La présidente de la Fed de San Francisco, Mary Daly, a déclaré que la politique monétaire de la banque centrale est bien positionnée, renforçant les attentes du marché quant à l'absence de changement de taux lors de la réunion de juin, même si l'inflation reste supérieure à l'objectif de 2 %.
L'évaluation de Daly selon laquelle la politique de la Fed est « bien positionnée » renforce la probabilité de 98,9 % que les marchés intègrent un statu quo lors de la réunion des 16 et 17 juin, les marchés de swaps n'escomptant qu'une probabilité de 2 % d'une baisse d'un quart de point, selon les données de CME FedWatch.
« La politique actuelle est en bonne posture, mais des incertitudes futures subsistent », a déclaré Daly, votant au FOMC en 2027, jeudi.
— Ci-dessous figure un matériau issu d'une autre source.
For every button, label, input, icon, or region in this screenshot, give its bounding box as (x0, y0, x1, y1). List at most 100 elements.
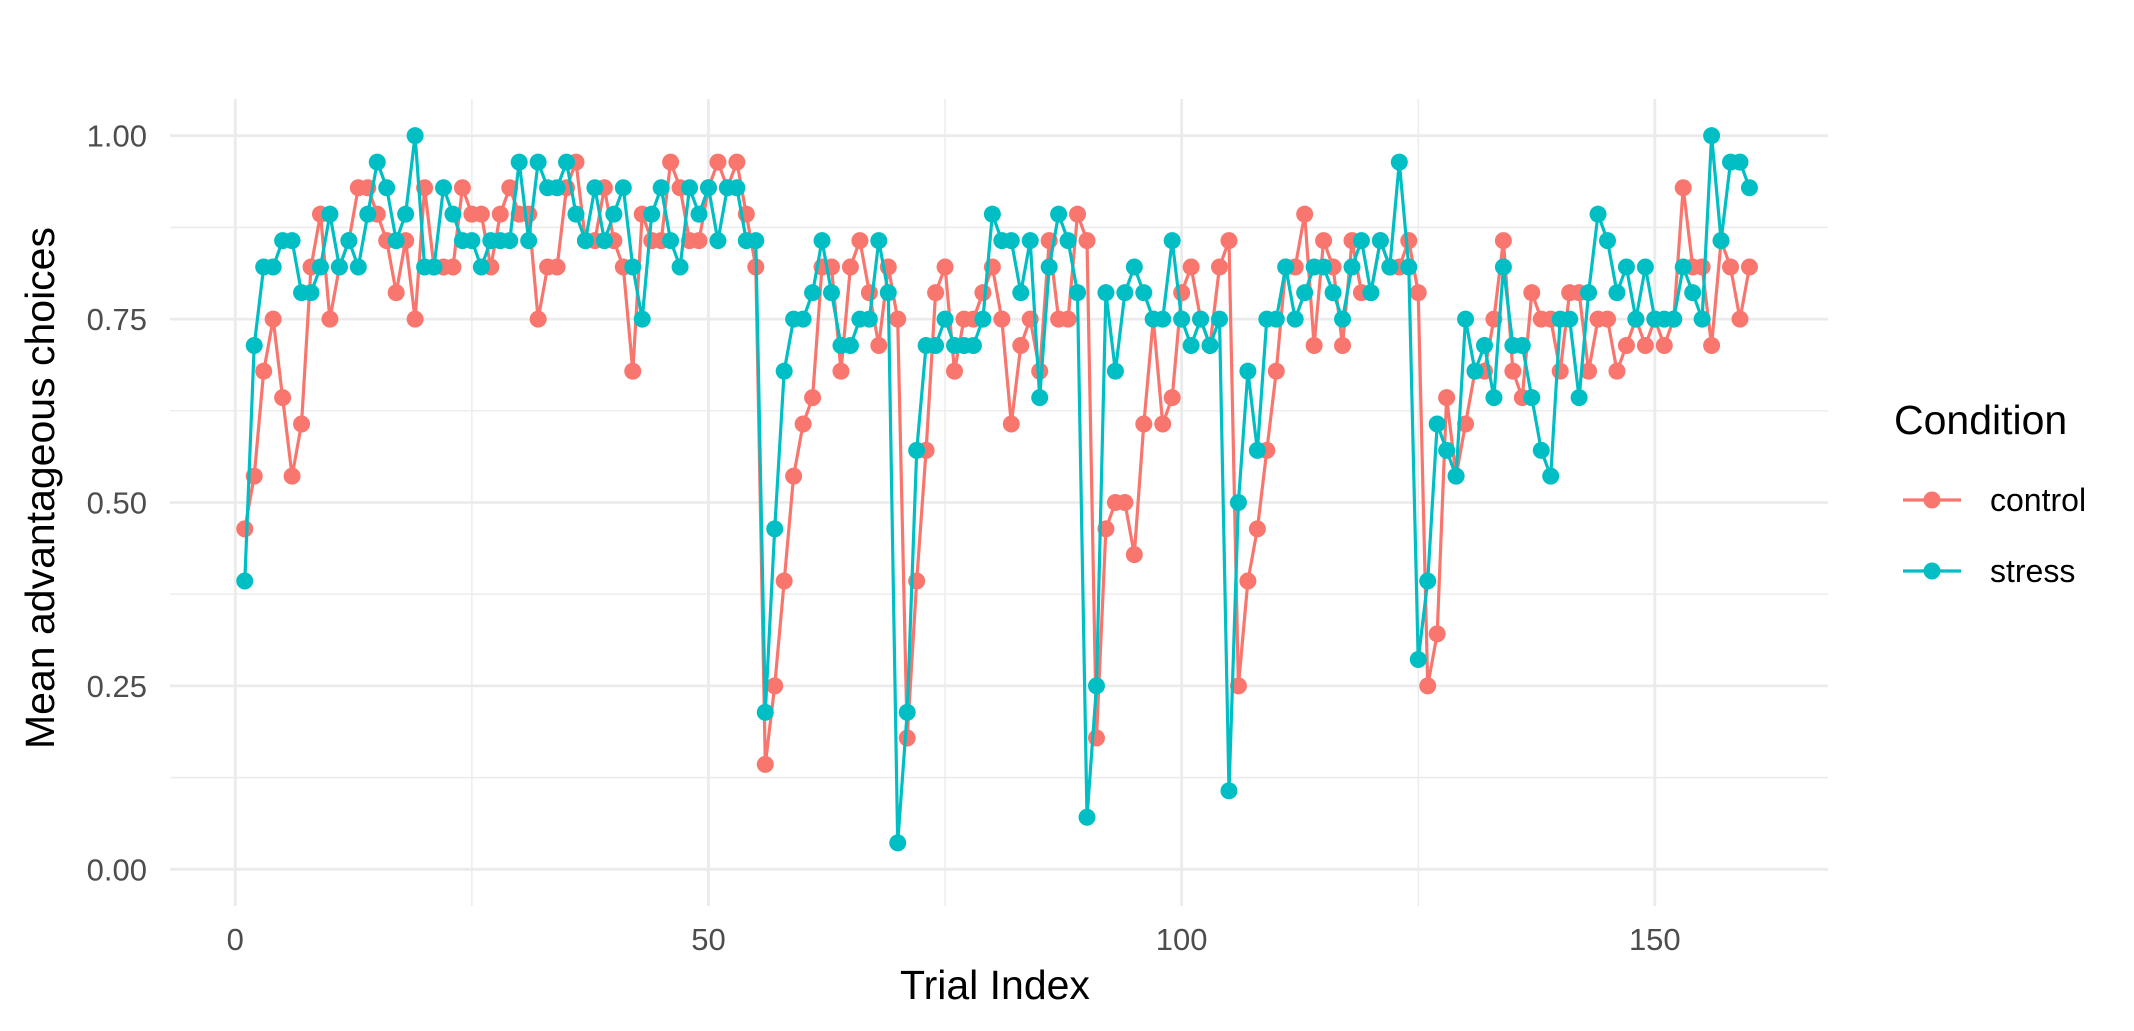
data-point-stress (1532, 441, 1550, 459)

Elle s'est décrite comme « prudemment optimiste » quant à l'économie, ajoutant qu'il n'y a « aucune urgence à procéder à un ajustement » des taux d'intérêt.
Ces commentaires interviennent alors que le S&P 500 et le Nasdaq 100 ont inscrit de nouveaux sommets historiques vendredi, l'indice Dow Jones Industrial Average clôturant également à un record. Le rendement du Trésor à 10 ans a augmenté de 0,2 point de base à 4,449 %, tandis que l'indice du dollar est tombé à son plus bas niveau en deux semaines, dans un contexte d'optimisme suscité par un éventuel accord de paix entre les États-Unis et l'Iran qui a poussé le pétrole brut à son plus bas niveau en cinq semaines.
Les déclarations de Daly la placent parmi les responsables de la Fed les plus patients, contrastant avec le président de la Fed de Kansas City, Jeff Schmid, qui a déclaré que « le moment n'est pas venu de baisser la garde » sur l'inflation. Le président de la Fed de Minneapolis, Neel Kashkari, a adopté une position médiane, affirmant qu'il est « prématuré de conclure que nous devons relever les taux immédiatement » et que la banque centrale doit continuer à observer les données à mesure que le conflit au Moyen-Orient évolue.
Le taux des fonds fédéraux est maintenu entre 5,25 % et 5,50 % depuis juillet 2023, après 525 points de base de resserrement au cours des 18 mois précédents. La dernière fois que la Fed a employé un langage similaire de prudence, c'était dans les mois précédant le début de son cycle d'assouplissement de septembre 2024, lorsque les responsables avaient fait preuve de patience alors que les données d'inflation restaient obstinément élevées. Le S&P 500 a progressé de 12 % au cours des six mois suivant ce virage, alors que les marchés intégraient un futur allégement des taux.
Les données économiques publiées cette semaine ont dressé un tableau contrasté. L'indice des prix PCE core — la mesure d'inflation privilégiée par la Fed — a augmenté de 0,2 % sur un mois et de 3,3 % sur un an en avril, au-dessus de l'objectif de 2 % de la banque centrale. La croissance du PIB du premier trimestre a été révisée à la baisse à 1,6 % annualisé, contre une estimation initiale de 2 %, tandis que l'indice PMI de Chicago pour mai a bondi à 62,7, son plus haut niveau en 4,25 ans, signalant une expansion dans le secteur manufacturier.
Le président de la Fed de New York, John Williams, a déclaré jeudi que la politique de la banque centrale est bien positionnée pour répondre aux effets économiques du conflit au Moyen-Orient. Le président de la Fed de Saint-Louis, Alberto Musalem, a averti que la Fed pourrait devoir relever ses taux si l'inflation ne commence pas à s'atténuer dans les six mois.
Les investisseurs surveilleront les discours de vendredi du vice-président de la Fed chargé de la supervision, Michelle Bowman, du président de la Fed de Kansas City, Schmid, de la présidente de la Fed de Philadelphie, Anna Paulson, et de la présidente de la Fed de San Francisco, Daly, pour obtenir d'autres indications sur la trajectoire politique. La prochaine décision du FOMC est prévue pour les 16 et 17 juin, les marchés s'attendant massivement à un statu quo.